Temple Bill passed in Karnataka Assembly again after its defeat in Legislative Council

The Karnataka Hindu Religious Institutions and Charitable Endowments (Amendment) Bill, 2024, will now be sent to the Governor for his assent.

ByPTI

Published Feb 29, 2024 | 6:06 PMUpdatedFeb 29, 2024 | 6:06 PM

Siddaramaiah speaking in the Karnataka Assembly. (File pic)

A Bill that sought to collect funds from temples with over ₹10 lakh annual income was taken up for reconsideration and passed by the Karnataka Legislative Assembly once again on Thursday, 29 February.

The Bill was defeated by the Opposition BJP-JD(S) combine in the Legislative Council last week.

The Karnataka Hindu Religious Institutions and Charitable Endowments (Amendment) Bill, 2024, will now be sent to the Governor directly for his assent, following which it will become law.

The Bill was defeated by a voice vote in the Upper House, where the Opposition has a majority, on 23 February, after it was passed by the Assembly on 21 February.

Also Read: Karnataka CM accuses BJP of spreading misinformation on Temple Bill

Passed by voice vote

Piloting the Bill in the Assembly on Thursday, Muzrai Minister Ramalinga Reddy said, “The Bill was passed by the Assembly earlier, but was defeated in the council, I request the Assembly to once again pass the Bill.”

Speaker UT Khader then put the Bill for a vote and it was passed by a voice vote.

“Muzrai” refers to grants made by the government for religious and charitable purposes as well as the upkeep of religious and charitable institutions, according to the Karnataka Government Gazetteer.

The Department of Religious and Charitable Endowments is, hence, popularly known as the Muzrai Department. It administers about 35,000 Hindu religious institutions which receive grants from the Government of Karnataka

Opposition BJP and JD(S) were not present in the Assembly when the Bill was passed on Thursday, as they had staged a walkout earlier in the day, demanding the Congress government’s resignation for its “inaction” in nabbing the culprits who allegedly shouted the “Pakistan Zindabad” slogans, after Congress member Syed Naseer Hussain was declared elected to the Rajya Sabha.

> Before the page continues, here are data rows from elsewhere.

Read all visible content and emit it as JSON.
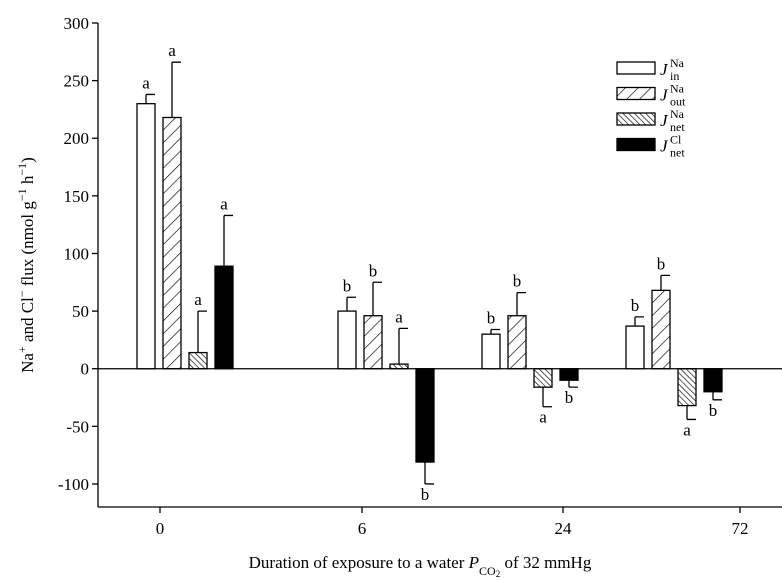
{
  "chart_data": {
    "type": "bar",
    "ylabel": [
      {
        "text": "Na"
      },
      {
        "text": "+",
        "shift": "super"
      },
      {
        "text": " and Cl"
      },
      {
        "text": "−",
        "shift": "super"
      },
      {
        "text": " flux (nmol g"
      },
      {
        "text": "−1",
        "shift": "super"
      },
      {
        "text": " h"
      },
      {
        "text": "−1",
        "shift": "super"
      },
      {
        "text": ")"
      }
    ],
    "xlabel": [
      {
        "text": "Duration of exposure to a water "
      },
      {
        "text": "P",
        "italic": true
      },
      {
        "text": "CO",
        "shift": "sub"
      },
      {
        "text": "2",
        "shift": "sub2"
      },
      {
        "text": " of 32 mmHg"
      }
    ],
    "categories": [
      "0",
      "6",
      "24",
      "72"
    ],
    "ylim": [
      -120,
      300
    ],
    "yticks": [
      -100,
      -50,
      0,
      50,
      100,
      150,
      200,
      250,
      300
    ],
    "zero_line": true,
    "legend": "upper right",
    "series": [
      {
        "name": {
          "main": "J",
          "sub": "in",
          "sup": "Na"
        },
        "color": "#000",
        "pattern": "none",
        "values": [
          230,
          50,
          30,
          37
        ],
        "errors": [
          8,
          12,
          4,
          8
        ],
        "letters": [
          "a",
          "b",
          "b",
          "b"
        ]
      },
      {
        "name": {
          "main": "J",
          "sub": "out",
          "sup": "Na"
        },
        "color": "#000",
        "pattern": "wide-hatch",
        "values": [
          218,
          46,
          46,
          68
        ],
        "errors": [
          48,
          29,
          20,
          13
        ],
        "letters": [
          "a",
          "b",
          "b",
          "b"
        ]
      },
      {
        "name": {
          "main": "J",
          "sub": "net",
          "sup": "Na"
        },
        "color": "#000",
        "pattern": "dense-hatch",
        "values": [
          14,
          4,
          -16,
          -32
        ],
        "errors": [
          36,
          31,
          17,
          12
        ],
        "letters": [
          "a",
          "a",
          "a",
          "a"
        ]
      },
      {
        "name": {
          "main": "J",
          "sub": "net",
          "sup": "Cl"
        },
        "color": "#000",
        "pattern": "solid",
        "values": [
          89,
          -81,
          -10,
          -20
        ],
        "errors": [
          44,
          19,
          6,
          7
        ],
        "letters": [
          "a",
          "b",
          "b",
          "b"
        ]
      }
    ]
  }
}
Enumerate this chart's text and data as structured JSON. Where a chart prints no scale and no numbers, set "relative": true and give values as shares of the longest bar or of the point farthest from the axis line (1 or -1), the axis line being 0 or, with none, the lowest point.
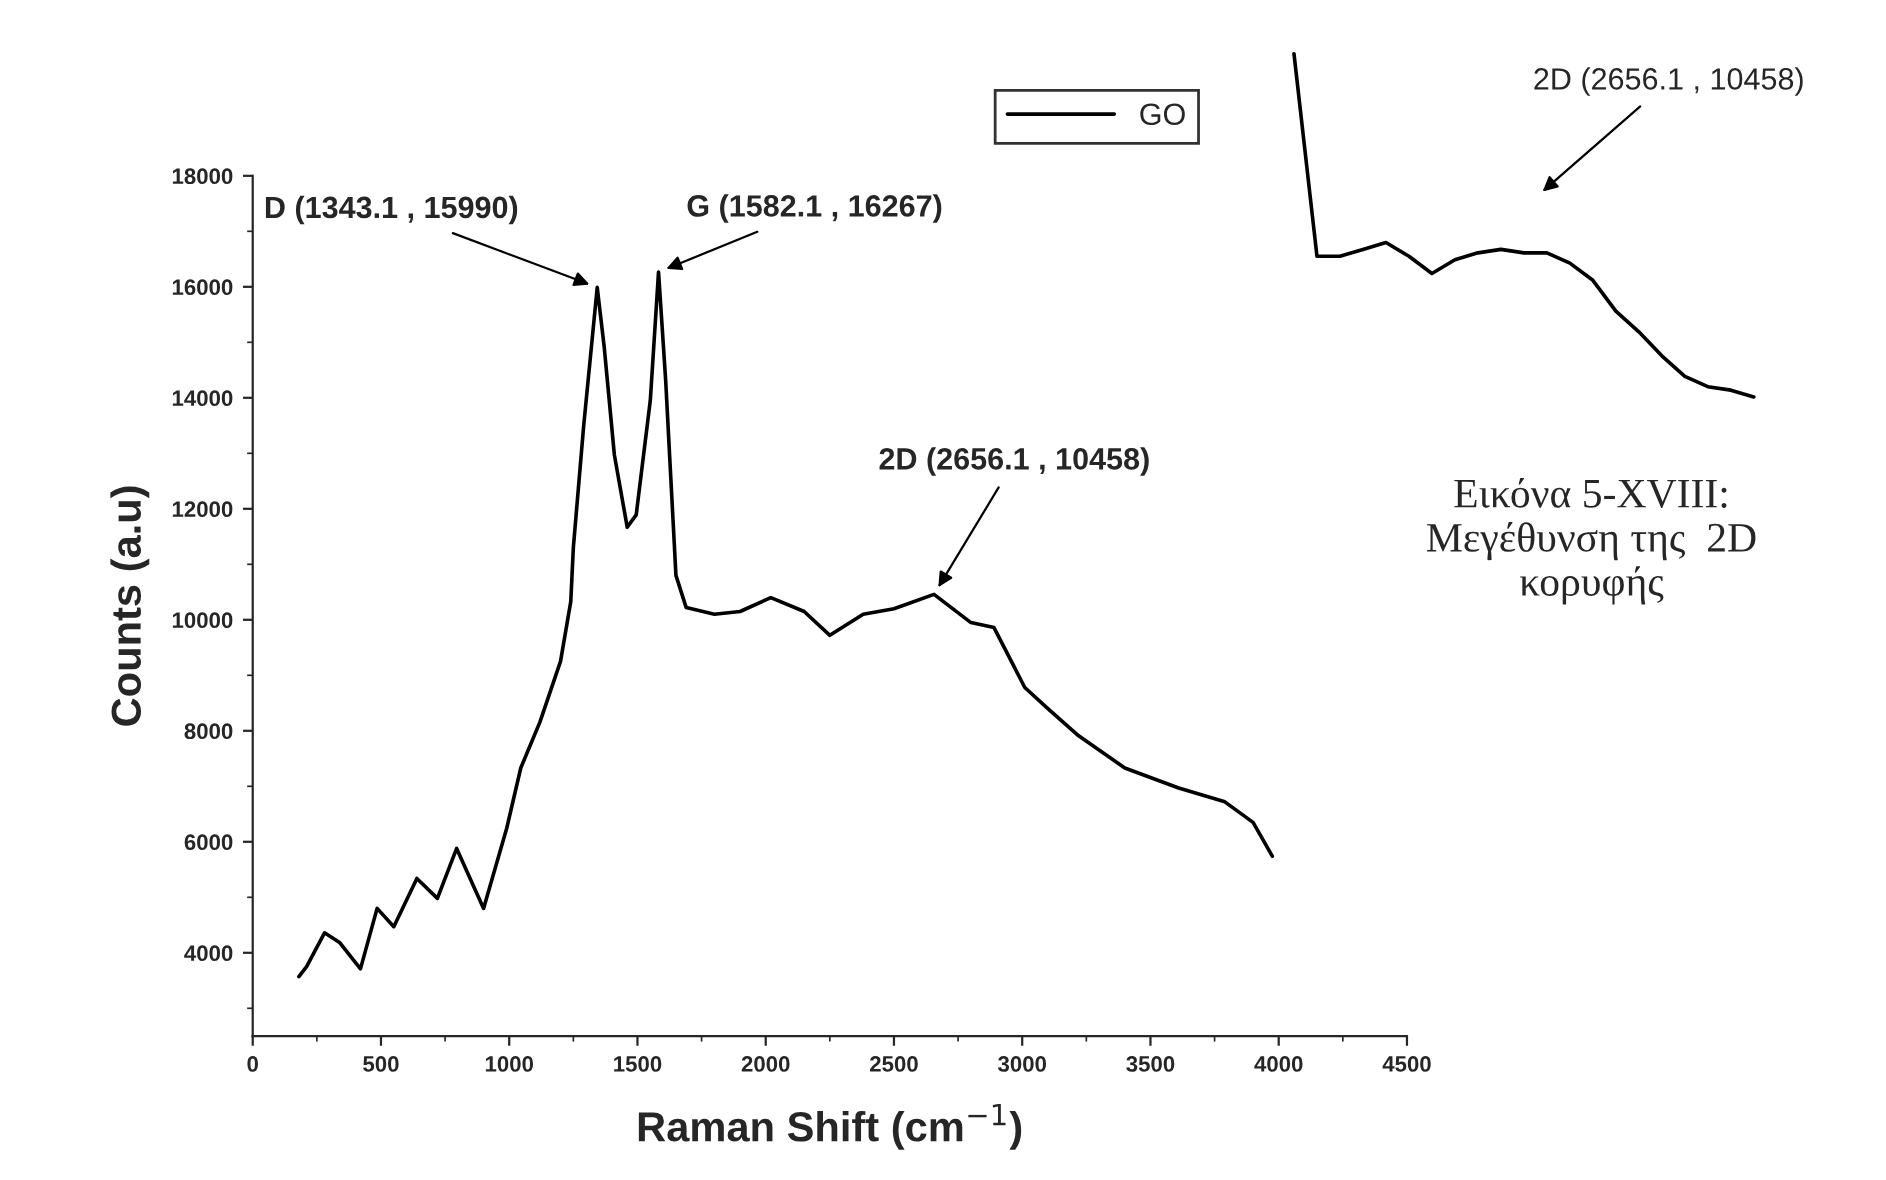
{
  "chart_data": [
    {
      "type": "line",
      "xlabel": "Raman Shift (cm$^{−1}$)",
      "ylabel": "Counts (a.u)",
      "xlim": [
        0,
        4500
      ],
      "ylim": [
        2500,
        18000
      ],
      "xticks": [
        0,
        500,
        1000,
        1500,
        2000,
        2500,
        3000,
        3500,
        4000,
        4500
      ],
      "yticks": [
        4000,
        6000,
        8000,
        10000,
        12000,
        14000,
        16000,
        18000
      ],
      "grid": false,
      "legend": "top right",
      "marker": "none",
      "line_style": "solid",
      "series": [
        {
          "name": "GO",
          "color": "#000000",
          "x": [
            180,
            210,
            280,
            340,
            420,
            485,
            550,
            640,
            720,
            795,
            900,
            990,
            1045,
            1120,
            1200,
            1240,
            1250,
            1290,
            1343.1,
            1370,
            1410,
            1460,
            1495,
            1550,
            1582.1,
            1610,
            1650,
            1690,
            1800,
            1900,
            2020,
            2150,
            2250,
            2380,
            2500,
            2656.1,
            2800,
            2890,
            3010,
            3100,
            3220,
            3400,
            3610,
            3790,
            3900,
            3975
          ],
          "values": [
            3570,
            3750,
            4360,
            4180,
            3710,
            4800,
            4470,
            5340,
            4980,
            5880,
            4800,
            6240,
            7330,
            8160,
            9250,
            10330,
            11300,
            13480,
            15990,
            14930,
            12970,
            11670,
            11890,
            13950,
            16267,
            14310,
            10800,
            10220,
            10100,
            10150,
            10400,
            10150,
            9720,
            10100,
            10200,
            10458,
            9950,
            9860,
            8780,
            8400,
            7910,
            7330,
            6970,
            6720,
            6350,
            5740
          ]
        }
      ],
      "annotations": [
        {
          "text": "D (1343.1 , 15990)",
          "x": 1343.1,
          "y": 15990
        },
        {
          "text": "G (1582.1 , 16267)",
          "x": 1582.1,
          "y": 16267
        },
        {
          "text": "2D (2656.1 , 10458)",
          "x": 2656.1,
          "y": 10458
        }
      ]
    },
    {
      "type": "line",
      "relative": true,
      "categories": [
        null,
        null,
        null,
        null,
        null,
        null,
        null,
        null,
        null,
        null,
        null,
        null,
        null,
        null,
        null,
        null,
        null,
        null,
        null,
        null,
        null
      ],
      "series": [
        {
          "color": "#000000",
          "values": [
            1.0,
            0.41,
            0.41,
            0.43,
            0.45,
            0.41,
            0.36,
            0.4,
            0.42,
            0.43,
            0.42,
            0.42,
            0.39,
            0.34,
            0.25,
            0.19,
            0.12,
            0.06,
            0.03,
            0.02,
            0.0
          ]
        }
      ],
      "annotations": [
        "2D (2656.1 , 10458)",
        "Εικόνα 5-XVIII:\nΜεγέθυνση της  2D\nκορυφής"
      ]
    }
  ]
}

Also Read: BJP demands dismissal of Karnataka government over sloganeering 

Earlier controversy

The Muzrai Department’s amendment Bill had created a huge controversy, as it angered the Opposition, especially the BJP, which has claimed that the ruling Congress was trying to fill its “empty coffers” with temple money.

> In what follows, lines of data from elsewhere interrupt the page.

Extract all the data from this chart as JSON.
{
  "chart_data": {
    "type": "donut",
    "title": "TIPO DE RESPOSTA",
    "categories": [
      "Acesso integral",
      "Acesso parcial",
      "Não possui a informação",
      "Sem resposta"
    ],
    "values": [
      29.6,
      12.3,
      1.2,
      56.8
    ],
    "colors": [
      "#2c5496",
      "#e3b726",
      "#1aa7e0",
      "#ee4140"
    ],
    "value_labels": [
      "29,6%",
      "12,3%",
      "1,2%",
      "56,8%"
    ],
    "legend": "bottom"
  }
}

The Congress then sought to turn the tables on the saffron party, pointing out that it had effected an amendment in 2011 to seek funds from high-income Hindu shrines.

The Bill among other things, proposes to collect five percent from temples whose gross income is between ₹10 lakh and less than ₹1 crore and 10 percent from temples whose income is above ₹1 crore, to be put into a Common Pool Fund, administered by “Rajya Dharmika Parishath”, which is proposed to be used for Archakas’ (priests) welfare and upkeep of ‘C’ category temples (state-controlled) whose annual income is less than ₹5 lakh.

The Act that was earlier amended in 2011 had made way for five percent of the net income of temples with annual income between ₹5 lakh and ₹10 lakh and 10 percent of the net income of temples with an annual income of over ₹10 lakh to come into the fund.